What kinds of listings should I report on TrustedHouseSitters?
Listings that genuinely violate THS terms of service: requests for payment or deposits, listings that describe unpaid employment rather than a fair exchange, sits requiring around-the-clock sitter presence with no breaks, and anything that appears to be a scam. A listing you find unappealing or too demanding is not automatically a violation. The question is whether the listing misrepresents the sit, exploits the free exchange model, or involves something that should be paid work.
Will there be a daily limit on how many listings I can report?
From initial conversations, a daily cap on reports per sitter is expected, though the exact number has not been officially confirmed by THS at the time of publication. The limit exists to prevent coordinated mass-reporting campaigns where groups flag listings they simply dislike rather than listings that violate terms. We will update this article when THS confirms the details.
Why did it take TrustedHouseSitters so long to introduce this feature?
The community has been requesting it since at least 2022, so the honest answer is that it should have arrived earlier. That said, it is better late than never, and the feature is genuinely useful now that it exists. THS has a track record of eventually acting on community feedback, including the blind review system and the self-cancellation feature, even when the response takes longer than members would like.
How does the report feature benefit homeowners?
By removing exploitative and misleading listings, it makes genuine listings more visible to serious sitters. When the platform is cluttered with listings asking for too much or operating as scams, experienced sitters become more selective and apply less broadly.

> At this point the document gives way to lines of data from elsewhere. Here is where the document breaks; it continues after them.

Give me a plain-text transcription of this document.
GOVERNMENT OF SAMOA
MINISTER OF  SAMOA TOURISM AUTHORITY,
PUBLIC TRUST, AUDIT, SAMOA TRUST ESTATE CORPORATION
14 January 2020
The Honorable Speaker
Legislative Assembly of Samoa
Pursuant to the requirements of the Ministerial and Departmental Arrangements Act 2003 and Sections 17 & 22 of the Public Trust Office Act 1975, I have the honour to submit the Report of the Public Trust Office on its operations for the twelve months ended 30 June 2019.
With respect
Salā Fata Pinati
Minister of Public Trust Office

A cleaner platform means your fair, well-written listing competes against fewer bad actors and attracts more of the applicants you actually want.
What should TrustedHouseSitters do after a listing is reported?
Ideally, flagged homeowners should receive a notification explaining the issue and a short window to edit their listing and bring it into compliance before any removal or ban is applied. Permanent action without an opportunity to correct a misunderstanding would be too blunt, particularly for new homeowners who may not understand the platform's fair exchange principles. Repeat offenders and clear scams warrant faster and more permanent responses.